In the second article, Rosa et al. have developed a squarer unit with emphasis on optimizing the design to achieve energy-saving and scalability in executing the algorithms. The adder tree has been optimized by using efficient adder schemes, omitting identical partial products, and optimization at logical level of all encoders. This has resulted in more energy and area efficient squarer units as compared to Booth folding, Folding and Merging, and radix-4 Booth designs.

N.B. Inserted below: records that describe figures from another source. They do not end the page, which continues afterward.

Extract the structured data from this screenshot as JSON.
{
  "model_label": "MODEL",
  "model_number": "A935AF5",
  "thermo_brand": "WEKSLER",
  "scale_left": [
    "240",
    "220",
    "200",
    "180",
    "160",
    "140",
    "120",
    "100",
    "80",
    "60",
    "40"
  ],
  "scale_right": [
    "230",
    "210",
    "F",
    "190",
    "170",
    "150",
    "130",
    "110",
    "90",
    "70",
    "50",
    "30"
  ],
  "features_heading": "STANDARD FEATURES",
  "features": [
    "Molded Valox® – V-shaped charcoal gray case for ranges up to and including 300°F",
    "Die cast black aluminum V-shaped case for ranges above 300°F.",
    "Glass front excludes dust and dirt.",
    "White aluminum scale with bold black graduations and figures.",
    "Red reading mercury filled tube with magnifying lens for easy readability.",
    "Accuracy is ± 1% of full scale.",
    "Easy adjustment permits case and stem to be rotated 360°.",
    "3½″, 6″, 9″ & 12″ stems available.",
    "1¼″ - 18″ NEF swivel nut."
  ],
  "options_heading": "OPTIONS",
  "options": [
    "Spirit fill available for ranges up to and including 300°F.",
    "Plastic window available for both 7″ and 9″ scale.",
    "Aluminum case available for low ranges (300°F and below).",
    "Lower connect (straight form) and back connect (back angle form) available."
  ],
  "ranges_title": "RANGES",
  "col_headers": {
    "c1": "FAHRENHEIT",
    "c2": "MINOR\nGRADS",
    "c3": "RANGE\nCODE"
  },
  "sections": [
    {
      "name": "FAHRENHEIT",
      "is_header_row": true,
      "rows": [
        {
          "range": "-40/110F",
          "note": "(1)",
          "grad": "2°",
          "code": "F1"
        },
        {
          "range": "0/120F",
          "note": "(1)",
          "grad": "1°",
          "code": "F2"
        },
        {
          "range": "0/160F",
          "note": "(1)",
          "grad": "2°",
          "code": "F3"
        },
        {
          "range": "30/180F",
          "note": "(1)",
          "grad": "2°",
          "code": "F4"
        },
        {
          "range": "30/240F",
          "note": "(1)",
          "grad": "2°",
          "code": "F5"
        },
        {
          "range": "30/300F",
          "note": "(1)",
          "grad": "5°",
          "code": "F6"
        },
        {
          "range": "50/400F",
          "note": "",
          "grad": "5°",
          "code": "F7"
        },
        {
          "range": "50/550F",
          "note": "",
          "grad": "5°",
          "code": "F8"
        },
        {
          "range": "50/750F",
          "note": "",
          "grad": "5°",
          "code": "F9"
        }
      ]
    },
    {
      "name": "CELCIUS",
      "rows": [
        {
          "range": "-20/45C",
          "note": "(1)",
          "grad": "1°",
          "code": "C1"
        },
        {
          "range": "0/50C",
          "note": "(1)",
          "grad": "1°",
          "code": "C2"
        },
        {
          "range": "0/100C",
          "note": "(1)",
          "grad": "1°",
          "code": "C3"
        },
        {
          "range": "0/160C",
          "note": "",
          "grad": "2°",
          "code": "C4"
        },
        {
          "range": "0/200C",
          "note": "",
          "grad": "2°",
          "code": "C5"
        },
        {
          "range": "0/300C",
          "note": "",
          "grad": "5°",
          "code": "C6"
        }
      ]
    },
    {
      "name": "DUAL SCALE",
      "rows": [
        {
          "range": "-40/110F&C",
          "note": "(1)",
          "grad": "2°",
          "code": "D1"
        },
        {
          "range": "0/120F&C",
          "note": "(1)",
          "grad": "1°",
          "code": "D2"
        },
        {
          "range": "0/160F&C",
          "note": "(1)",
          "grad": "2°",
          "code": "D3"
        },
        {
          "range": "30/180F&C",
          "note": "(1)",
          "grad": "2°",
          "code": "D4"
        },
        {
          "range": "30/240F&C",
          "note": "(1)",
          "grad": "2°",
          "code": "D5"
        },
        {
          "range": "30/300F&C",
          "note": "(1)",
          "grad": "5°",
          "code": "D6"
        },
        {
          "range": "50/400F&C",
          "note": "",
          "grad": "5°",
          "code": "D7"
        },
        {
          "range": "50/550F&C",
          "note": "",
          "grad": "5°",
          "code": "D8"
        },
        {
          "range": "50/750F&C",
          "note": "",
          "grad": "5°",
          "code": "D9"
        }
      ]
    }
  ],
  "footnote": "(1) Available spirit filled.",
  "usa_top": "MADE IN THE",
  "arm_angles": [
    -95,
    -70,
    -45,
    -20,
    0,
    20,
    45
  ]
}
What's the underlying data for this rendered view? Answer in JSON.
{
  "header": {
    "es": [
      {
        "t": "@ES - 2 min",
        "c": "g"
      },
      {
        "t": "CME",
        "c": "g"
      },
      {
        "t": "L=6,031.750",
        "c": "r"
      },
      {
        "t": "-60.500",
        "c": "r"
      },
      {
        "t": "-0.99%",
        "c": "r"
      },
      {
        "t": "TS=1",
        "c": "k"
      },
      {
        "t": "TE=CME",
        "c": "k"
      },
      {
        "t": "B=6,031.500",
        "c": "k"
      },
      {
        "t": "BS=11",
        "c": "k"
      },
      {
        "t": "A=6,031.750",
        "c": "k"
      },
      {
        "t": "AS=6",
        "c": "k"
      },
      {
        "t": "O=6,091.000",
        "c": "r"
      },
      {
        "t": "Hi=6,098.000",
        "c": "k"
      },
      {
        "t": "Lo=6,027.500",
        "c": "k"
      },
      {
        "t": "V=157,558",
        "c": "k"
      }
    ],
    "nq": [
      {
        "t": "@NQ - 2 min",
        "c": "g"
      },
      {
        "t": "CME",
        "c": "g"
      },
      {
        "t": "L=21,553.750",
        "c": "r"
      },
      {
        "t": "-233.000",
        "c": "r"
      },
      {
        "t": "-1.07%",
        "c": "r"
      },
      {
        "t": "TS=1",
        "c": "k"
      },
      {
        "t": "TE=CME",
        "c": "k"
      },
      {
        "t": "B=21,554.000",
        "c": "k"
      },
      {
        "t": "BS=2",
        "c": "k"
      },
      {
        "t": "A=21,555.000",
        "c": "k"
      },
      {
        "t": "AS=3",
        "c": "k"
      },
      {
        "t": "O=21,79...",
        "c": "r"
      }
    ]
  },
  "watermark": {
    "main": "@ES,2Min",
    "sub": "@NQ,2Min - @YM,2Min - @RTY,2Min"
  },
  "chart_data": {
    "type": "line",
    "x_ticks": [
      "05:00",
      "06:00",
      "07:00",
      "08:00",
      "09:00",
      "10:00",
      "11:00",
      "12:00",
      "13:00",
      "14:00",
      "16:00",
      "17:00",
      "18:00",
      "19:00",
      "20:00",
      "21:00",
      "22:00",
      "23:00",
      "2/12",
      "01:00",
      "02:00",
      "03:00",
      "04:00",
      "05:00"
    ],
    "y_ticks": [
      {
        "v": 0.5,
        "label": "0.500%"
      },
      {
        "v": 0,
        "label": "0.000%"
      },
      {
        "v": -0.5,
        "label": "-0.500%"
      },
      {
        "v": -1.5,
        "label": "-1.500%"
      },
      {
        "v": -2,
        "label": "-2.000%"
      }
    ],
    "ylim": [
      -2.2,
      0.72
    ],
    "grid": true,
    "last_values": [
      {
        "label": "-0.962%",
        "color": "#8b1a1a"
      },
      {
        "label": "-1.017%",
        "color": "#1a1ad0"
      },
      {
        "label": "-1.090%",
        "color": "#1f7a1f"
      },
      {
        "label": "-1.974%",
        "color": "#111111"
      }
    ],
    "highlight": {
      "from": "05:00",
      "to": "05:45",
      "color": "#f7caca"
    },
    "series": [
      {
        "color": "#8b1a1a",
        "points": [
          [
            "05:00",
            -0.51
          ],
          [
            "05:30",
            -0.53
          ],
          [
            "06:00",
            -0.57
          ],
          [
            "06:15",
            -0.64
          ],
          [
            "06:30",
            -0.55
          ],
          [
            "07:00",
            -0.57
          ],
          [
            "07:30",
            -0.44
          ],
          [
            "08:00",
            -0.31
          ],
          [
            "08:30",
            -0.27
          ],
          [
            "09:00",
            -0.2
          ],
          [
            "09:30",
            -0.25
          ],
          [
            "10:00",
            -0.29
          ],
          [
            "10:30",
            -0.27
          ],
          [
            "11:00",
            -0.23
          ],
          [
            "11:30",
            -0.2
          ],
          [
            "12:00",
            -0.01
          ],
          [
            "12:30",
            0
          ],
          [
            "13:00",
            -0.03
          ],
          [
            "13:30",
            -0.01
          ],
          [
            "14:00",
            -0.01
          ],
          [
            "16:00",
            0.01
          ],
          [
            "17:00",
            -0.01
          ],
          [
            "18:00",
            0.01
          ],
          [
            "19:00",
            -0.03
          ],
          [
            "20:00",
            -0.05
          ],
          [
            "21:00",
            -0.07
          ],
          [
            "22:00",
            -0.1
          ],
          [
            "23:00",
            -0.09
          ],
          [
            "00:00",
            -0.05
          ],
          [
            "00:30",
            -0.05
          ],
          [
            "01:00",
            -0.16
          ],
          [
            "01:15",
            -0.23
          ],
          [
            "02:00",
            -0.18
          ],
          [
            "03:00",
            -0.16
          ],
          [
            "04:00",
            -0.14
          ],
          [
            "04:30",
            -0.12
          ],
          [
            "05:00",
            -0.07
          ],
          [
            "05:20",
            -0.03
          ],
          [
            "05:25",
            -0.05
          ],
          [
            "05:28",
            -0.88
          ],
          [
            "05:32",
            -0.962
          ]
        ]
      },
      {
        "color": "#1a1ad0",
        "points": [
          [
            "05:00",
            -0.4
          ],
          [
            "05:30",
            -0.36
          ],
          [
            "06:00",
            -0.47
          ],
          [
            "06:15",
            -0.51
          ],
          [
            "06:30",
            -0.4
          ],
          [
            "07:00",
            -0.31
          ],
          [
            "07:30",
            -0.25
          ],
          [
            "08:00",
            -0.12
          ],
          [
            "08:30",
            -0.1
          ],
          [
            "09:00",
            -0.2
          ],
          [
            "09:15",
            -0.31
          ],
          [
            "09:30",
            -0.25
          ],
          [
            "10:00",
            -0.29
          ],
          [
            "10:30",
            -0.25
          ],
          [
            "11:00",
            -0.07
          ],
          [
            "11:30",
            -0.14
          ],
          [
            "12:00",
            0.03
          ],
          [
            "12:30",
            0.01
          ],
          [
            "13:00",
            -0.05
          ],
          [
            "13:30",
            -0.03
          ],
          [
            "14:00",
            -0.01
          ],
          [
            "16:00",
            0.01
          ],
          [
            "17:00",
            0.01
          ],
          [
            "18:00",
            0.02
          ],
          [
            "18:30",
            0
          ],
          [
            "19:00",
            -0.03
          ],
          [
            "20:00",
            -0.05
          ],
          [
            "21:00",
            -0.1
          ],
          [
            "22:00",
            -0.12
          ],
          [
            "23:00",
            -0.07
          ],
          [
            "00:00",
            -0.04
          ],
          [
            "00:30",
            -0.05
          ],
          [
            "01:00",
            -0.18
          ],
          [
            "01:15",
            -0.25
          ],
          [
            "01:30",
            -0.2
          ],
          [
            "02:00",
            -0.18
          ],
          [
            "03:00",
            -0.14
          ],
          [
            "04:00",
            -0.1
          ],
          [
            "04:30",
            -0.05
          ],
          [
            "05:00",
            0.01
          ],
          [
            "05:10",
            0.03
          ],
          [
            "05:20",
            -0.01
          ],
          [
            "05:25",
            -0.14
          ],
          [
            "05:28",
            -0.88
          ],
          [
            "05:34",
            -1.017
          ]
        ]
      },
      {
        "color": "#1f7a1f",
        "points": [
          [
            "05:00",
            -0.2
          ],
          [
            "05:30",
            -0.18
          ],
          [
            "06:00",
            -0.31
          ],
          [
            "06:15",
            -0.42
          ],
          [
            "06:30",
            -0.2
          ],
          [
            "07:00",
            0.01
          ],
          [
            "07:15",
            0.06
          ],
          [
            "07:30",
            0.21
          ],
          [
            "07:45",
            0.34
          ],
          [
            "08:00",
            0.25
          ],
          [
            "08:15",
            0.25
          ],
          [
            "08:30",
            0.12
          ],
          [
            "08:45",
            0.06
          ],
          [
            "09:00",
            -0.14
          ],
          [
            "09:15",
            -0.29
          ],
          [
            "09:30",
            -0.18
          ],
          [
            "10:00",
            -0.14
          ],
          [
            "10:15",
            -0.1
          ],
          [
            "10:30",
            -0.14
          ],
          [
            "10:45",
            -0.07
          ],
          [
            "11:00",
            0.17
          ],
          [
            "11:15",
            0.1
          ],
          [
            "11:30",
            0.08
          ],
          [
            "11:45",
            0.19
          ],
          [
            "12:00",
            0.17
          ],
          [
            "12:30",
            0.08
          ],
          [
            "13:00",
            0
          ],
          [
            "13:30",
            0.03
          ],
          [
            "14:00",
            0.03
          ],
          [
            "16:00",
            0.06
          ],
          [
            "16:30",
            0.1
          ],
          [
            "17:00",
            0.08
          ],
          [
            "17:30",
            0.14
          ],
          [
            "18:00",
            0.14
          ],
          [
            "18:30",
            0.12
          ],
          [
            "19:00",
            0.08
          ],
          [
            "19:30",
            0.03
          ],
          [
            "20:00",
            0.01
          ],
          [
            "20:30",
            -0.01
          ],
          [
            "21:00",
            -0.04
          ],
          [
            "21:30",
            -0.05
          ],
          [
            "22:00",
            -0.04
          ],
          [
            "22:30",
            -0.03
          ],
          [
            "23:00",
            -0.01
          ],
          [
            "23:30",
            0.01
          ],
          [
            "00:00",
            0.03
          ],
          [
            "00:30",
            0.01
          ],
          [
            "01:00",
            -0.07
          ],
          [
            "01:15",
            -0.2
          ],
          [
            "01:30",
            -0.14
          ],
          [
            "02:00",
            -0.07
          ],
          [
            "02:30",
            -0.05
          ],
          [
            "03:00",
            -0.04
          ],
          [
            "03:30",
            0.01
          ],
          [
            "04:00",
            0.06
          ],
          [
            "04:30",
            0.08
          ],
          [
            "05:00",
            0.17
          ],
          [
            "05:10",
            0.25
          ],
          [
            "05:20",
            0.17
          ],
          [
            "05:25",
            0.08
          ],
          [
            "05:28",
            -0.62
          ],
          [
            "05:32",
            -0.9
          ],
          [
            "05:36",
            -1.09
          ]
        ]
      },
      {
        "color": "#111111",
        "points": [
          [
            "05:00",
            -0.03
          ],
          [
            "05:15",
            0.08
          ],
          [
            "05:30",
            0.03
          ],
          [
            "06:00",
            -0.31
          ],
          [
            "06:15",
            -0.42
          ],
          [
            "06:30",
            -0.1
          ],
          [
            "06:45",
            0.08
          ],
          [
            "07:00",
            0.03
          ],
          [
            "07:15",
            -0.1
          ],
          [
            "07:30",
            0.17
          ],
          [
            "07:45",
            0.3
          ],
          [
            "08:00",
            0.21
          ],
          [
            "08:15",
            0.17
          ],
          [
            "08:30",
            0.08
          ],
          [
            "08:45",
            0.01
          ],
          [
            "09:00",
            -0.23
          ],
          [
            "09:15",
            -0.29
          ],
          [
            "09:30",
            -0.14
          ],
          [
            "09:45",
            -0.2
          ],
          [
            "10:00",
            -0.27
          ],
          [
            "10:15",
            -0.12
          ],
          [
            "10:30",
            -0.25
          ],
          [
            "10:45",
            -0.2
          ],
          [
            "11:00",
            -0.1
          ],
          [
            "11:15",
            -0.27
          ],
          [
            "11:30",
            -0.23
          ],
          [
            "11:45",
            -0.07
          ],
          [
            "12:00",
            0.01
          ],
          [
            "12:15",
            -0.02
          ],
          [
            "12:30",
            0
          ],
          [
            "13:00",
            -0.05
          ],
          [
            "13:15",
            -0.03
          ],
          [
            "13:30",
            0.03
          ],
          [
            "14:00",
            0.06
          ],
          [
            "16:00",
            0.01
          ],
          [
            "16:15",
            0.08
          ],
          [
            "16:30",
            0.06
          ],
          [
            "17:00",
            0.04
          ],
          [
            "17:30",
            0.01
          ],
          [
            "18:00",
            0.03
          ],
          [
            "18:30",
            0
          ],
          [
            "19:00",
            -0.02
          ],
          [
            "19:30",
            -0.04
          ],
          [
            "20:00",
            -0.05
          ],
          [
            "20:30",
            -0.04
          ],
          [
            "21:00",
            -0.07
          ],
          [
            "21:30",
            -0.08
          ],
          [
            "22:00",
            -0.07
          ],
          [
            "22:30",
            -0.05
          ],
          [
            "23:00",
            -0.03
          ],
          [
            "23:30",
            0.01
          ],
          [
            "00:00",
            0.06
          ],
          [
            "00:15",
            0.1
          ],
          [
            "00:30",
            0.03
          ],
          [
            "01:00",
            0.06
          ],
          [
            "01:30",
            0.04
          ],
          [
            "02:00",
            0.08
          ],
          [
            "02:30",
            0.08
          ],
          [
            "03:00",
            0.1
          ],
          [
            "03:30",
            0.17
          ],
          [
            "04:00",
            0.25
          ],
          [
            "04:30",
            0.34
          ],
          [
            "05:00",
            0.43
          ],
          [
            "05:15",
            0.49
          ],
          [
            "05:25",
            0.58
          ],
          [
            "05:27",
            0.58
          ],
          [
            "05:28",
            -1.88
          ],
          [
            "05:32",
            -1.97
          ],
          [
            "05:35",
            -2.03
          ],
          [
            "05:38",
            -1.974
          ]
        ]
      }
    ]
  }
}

The third article presented by Radovic et al. explores the opportunity to approximate the frequency window function for implementing adaptive S-transform. To limit the number of intermediate results that must be saved after each iteration, a multiple-clock-cycle architecture has been proposed resulting in reduced hardware complexity and clock cycle time as compared to the alternative approaches.

In the fourth article, Fan et al. have presented an area-efficient split capacitive array architecture for high-resolution successive approximation register (SAR) analog-to-digital converters (ADCs). The proposed design fabricated in 180 nm CMOS technology has 1 MS/s sampling rate and 15.78 effective number of bits while consuming 32 mW and occupying an active area of 4200 μm by 2200 μm.

In the last article, Huang et al. have proposed fault prediction model by applying particle swarm optimization and support vector machine algorithm for relay protection equipment. The combined model establishes correlation between the variables more accurately and improves the fault prediction accuracy. The model not only provides strong technical support for the maintenance strategy of relay protection equipment but also improves the maintenance efficiency and reduces the failure rate of protection equipment.

Collectively, the above articles have addressed diverse range of challenges and presented innovative solutions for developing optimized algorithms and architectures for image/video compression and analytics. We sincerely thank all the authors for their significant contribution to this issue. We also thank all the reviewers and appreciate their efforts for timely reviews. We hope this special section on Low power architectures for digital video and image compression would offer readers deeper insights into the recent architectural advancements in image/video compression and analytics.